The revelatory element emerges from the connection between Reaves’ social justice platform in the realm of recovery and the hard data Lamb shared that confirmed and corroborated the nature of contemporary redlining. Which is to say, Reaves taught us about the devastating results of the Jim Crow era and how isolating the poorest—and often African American—areas of a given city produces enduring social erosion. Lamb subsequently taught us the zip code 19134 is home to some the densest sectors of drug sales and addiction in the city, and yet is serviced by only two treatment facilities.

Institutional neglect is a major part of the opioid wave, as the coverage and response to the epidemic is often reactionary instead of progressive or sensitive to the efficacy of recovery programs. It’s dually stunning and understandable to hear overdose deaths have increased 53 percent between 2013 and 2015; as we’ve become accustomed to grave statistics, but remain unclear on solutions. Philadelphia, as Lamb shared, is home to some of the most potent and affordable heroin in the country.

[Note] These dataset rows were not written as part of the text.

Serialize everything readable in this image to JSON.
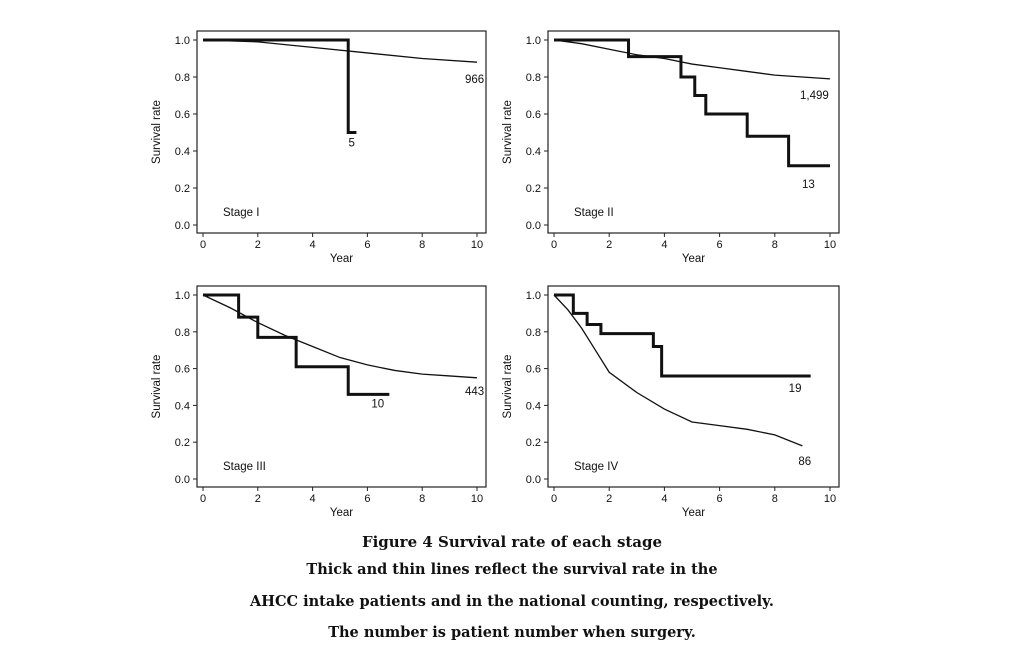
{
  "chart_data": [
    {
      "type": "line",
      "stage_label": "Stage I",
      "xlabel": "Year",
      "ylabel": "Survival rate",
      "xlim": [
        0,
        10
      ],
      "ylim": [
        0,
        1.0
      ],
      "xticks": [
        "0",
        "2",
        "4",
        "6",
        "8",
        "10"
      ],
      "yticks": [
        "0.0",
        "0.2",
        "0.4",
        "0.6",
        "0.8",
        "1.0"
      ],
      "series": [
        {
          "name": "thick",
          "label": "5",
          "step": true,
          "x": [
            0,
            5.3,
            5.3,
            5.6
          ],
          "y": [
            1.0,
            1.0,
            0.5,
            0.5
          ]
        },
        {
          "name": "thin",
          "label": "966",
          "step": false,
          "x": [
            0,
            2,
            4,
            6,
            8,
            10
          ],
          "y": [
            1.0,
            0.99,
            0.96,
            0.93,
            0.9,
            0.88
          ]
        }
      ]
    },
    {
      "type": "line",
      "stage_label": "Stage II",
      "xlabel": "Year",
      "ylabel": "Survival rate",
      "xlim": [
        0,
        10
      ],
      "ylim": [
        0,
        1.0
      ],
      "xticks": [
        "0",
        "2",
        "4",
        "6",
        "8",
        "10"
      ],
      "yticks": [
        "0.0",
        "0.2",
        "0.4",
        "0.6",
        "0.8",
        "1.0"
      ],
      "series": [
        {
          "name": "thick",
          "label": "13",
          "step": true,
          "x": [
            0,
            2.7,
            2.7,
            4.6,
            4.6,
            5.1,
            5.1,
            5.5,
            5.5,
            7.0,
            7.0,
            8.5,
            8.5,
            10
          ],
          "y": [
            1.0,
            1.0,
            0.91,
            0.91,
            0.8,
            0.8,
            0.7,
            0.7,
            0.6,
            0.6,
            0.48,
            0.48,
            0.32,
            0.32
          ]
        },
        {
          "name": "thin",
          "label": "1,499",
          "step": false,
          "x": [
            0,
            1,
            2,
            3,
            4,
            5,
            6,
            7,
            8,
            9,
            10
          ],
          "y": [
            1.0,
            0.98,
            0.95,
            0.92,
            0.9,
            0.87,
            0.85,
            0.83,
            0.81,
            0.8,
            0.79
          ]
        }
      ]
    },
    {
      "type": "line",
      "stage_label": "Stage III",
      "xlabel": "Year",
      "ylabel": "Survival rate",
      "xlim": [
        0,
        10
      ],
      "ylim": [
        0,
        1.0
      ],
      "xticks": [
        "0",
        "2",
        "4",
        "6",
        "8",
        "10"
      ],
      "yticks": [
        "0.0",
        "0.2",
        "0.4",
        "0.6",
        "0.8",
        "1.0"
      ],
      "series": [
        {
          "name": "thick",
          "label": "10",
          "step": true,
          "x": [
            0,
            1.3,
            1.3,
            2.0,
            2.0,
            3.4,
            3.4,
            5.3,
            5.3,
            6.8
          ],
          "y": [
            1.0,
            1.0,
            0.88,
            0.88,
            0.77,
            0.77,
            0.61,
            0.61,
            0.46,
            0.46
          ]
        },
        {
          "name": "thin",
          "label": "443",
          "step": false,
          "x": [
            0,
            1,
            2,
            3,
            4,
            5,
            6,
            7,
            8,
            9,
            10
          ],
          "y": [
            1.0,
            0.93,
            0.85,
            0.78,
            0.72,
            0.66,
            0.62,
            0.59,
            0.57,
            0.56,
            0.55
          ]
        }
      ]
    },
    {
      "type": "line",
      "stage_label": "Stage IV",
      "xlabel": "Year",
      "ylabel": "Survival rate",
      "xlim": [
        0,
        10
      ],
      "ylim": [
        0,
        1.0
      ],
      "xticks": [
        "0",
        "2",
        "4",
        "6",
        "8",
        "10"
      ],
      "yticks": [
        "0.0",
        "0.2",
        "0.4",
        "0.6",
        "0.8",
        "1.0"
      ],
      "series": [
        {
          "name": "thick",
          "label": "19",
          "step": true,
          "x": [
            0,
            0.7,
            0.7,
            1.2,
            1.2,
            1.7,
            1.7,
            3.6,
            3.6,
            3.9,
            3.9,
            9.3
          ],
          "y": [
            1.0,
            1.0,
            0.9,
            0.9,
            0.84,
            0.84,
            0.79,
            0.79,
            0.72,
            0.72,
            0.56,
            0.56
          ]
        },
        {
          "name": "thin",
          "label": "86",
          "step": false,
          "x": [
            0,
            0.5,
            1,
            1.5,
            2,
            3,
            4,
            5,
            6,
            7,
            8,
            9
          ],
          "y": [
            1.0,
            0.92,
            0.82,
            0.7,
            0.58,
            0.47,
            0.38,
            0.31,
            0.29,
            0.27,
            0.24,
            0.18
          ]
        }
      ]
    }
  ],
  "caption": {
    "title": "Figure 4 Survival rate of each stage",
    "line1": "Thick and thin lines reflect the survival rate in the",
    "line2": "AHCC intake patients and in the national counting, respectively.",
    "line3": "The number is patient number when surgery."
  }
}
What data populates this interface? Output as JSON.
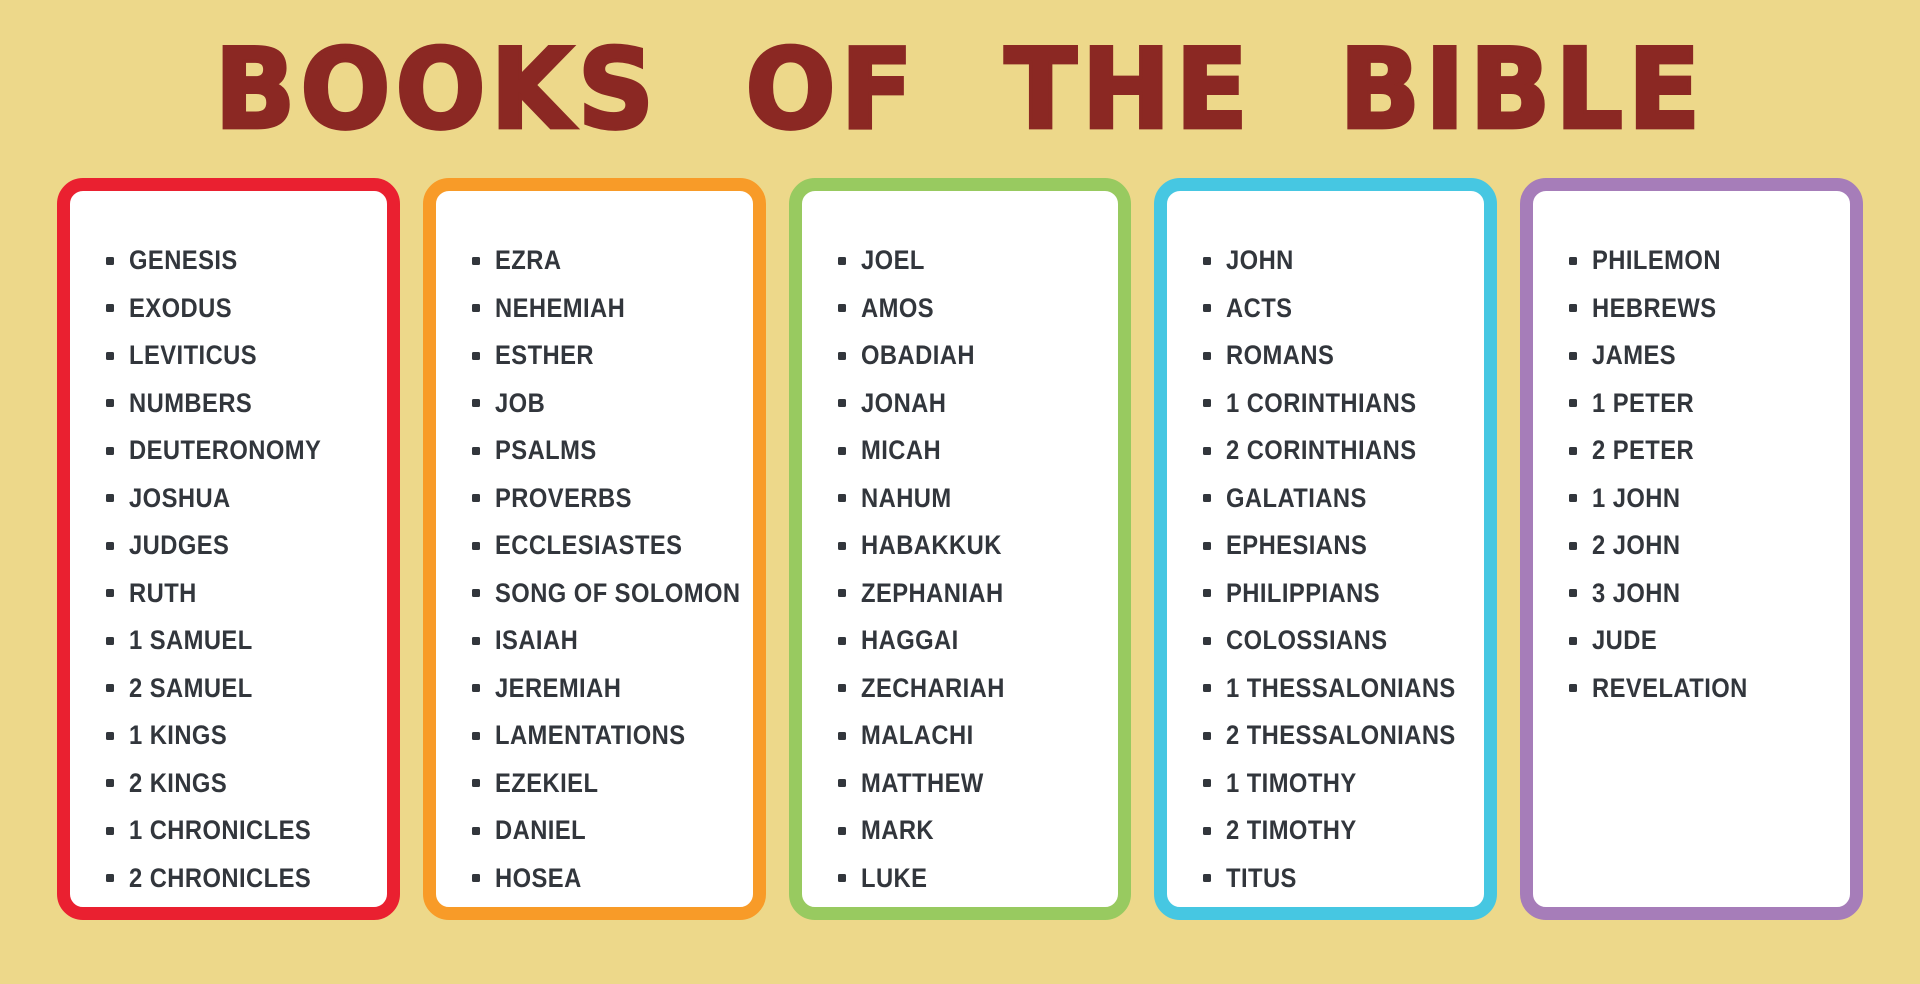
{
  "title": "BOOKS OF THE BIBLE",
  "colors": {
    "background": "#EDD88A",
    "title_text": "#8B2823",
    "list_text": "#32363C",
    "card_background": "#FFFFFF"
  },
  "bullet_icon": "square-bullet",
  "columns": [
    {
      "border_color": "#EA2030",
      "items": [
        "GENESIS",
        "EXODUS",
        "LEVITICUS",
        "NUMBERS",
        "DEUTERONOMY",
        "JOSHUA",
        "JUDGES",
        "RUTH",
        "1 SAMUEL",
        "2 SAMUEL",
        "1 KINGS",
        "2 KINGS",
        "1 CHRONICLES",
        "2 CHRONICLES"
      ]
    },
    {
      "border_color": "#F89B28",
      "items": [
        "EZRA",
        "NEHEMIAH",
        "ESTHER",
        "JOB",
        "PSALMS",
        "PROVERBS",
        "ECCLESIASTES",
        "SONG OF SOLOMON",
        "ISAIAH",
        "JEREMIAH",
        "LAMENTATIONS",
        "EZEKIEL",
        "DANIEL",
        "HOSEA"
      ]
    },
    {
      "border_color": "#98CA60",
      "items": [
        "JOEL",
        "AMOS",
        "OBADIAH",
        "JONAH",
        "MICAH",
        "NAHUM",
        "HABAKKUK",
        "ZEPHANIAH",
        "HAGGAI",
        "ZECHARIAH",
        "MALACHI",
        "MATTHEW",
        "MARK",
        "LUKE"
      ]
    },
    {
      "border_color": "#46C7E2",
      "items": [
        "JOHN",
        "ACTS",
        "ROMANS",
        "1 CORINTHIANS",
        "2 CORINTHIANS",
        "GALATIANS",
        "EPHESIANS",
        "PHILIPPIANS",
        "COLOSSIANS",
        "1 THESSALONIANS",
        "2 THESSALONIANS",
        "1 TIMOTHY",
        "2 TIMOTHY",
        "TITUS"
      ]
    },
    {
      "border_color": "#A67DB9",
      "items": [
        "PHILEMON",
        "HEBREWS",
        "JAMES",
        "1 PETER",
        "2 PETER",
        "1 JOHN",
        "2 JOHN",
        "3 JOHN",
        "JUDE",
        "REVELATION"
      ]
    }
  ]
}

I felt Lamb was particularly shrewd in discussing the medical system’s part in this pharmaceutically-fueled epidemic. “Chase people, not the drug,” he asserted, before delving into some Voltaire, “Doctors are men who prescribe medicines of which they know little, to cure diseases of which they know less, in human beings of whom they know nothing.”

Lamb’s presentation was intriguing in that you can sense he’s trying to make the data emote, to create and inspire a shift in the mentality around addiction and recovery. Given how fundamental data proves in supporting Solutions Journalism, it was rewarding to recognize a professional in the recovery space working towards making information more accessible.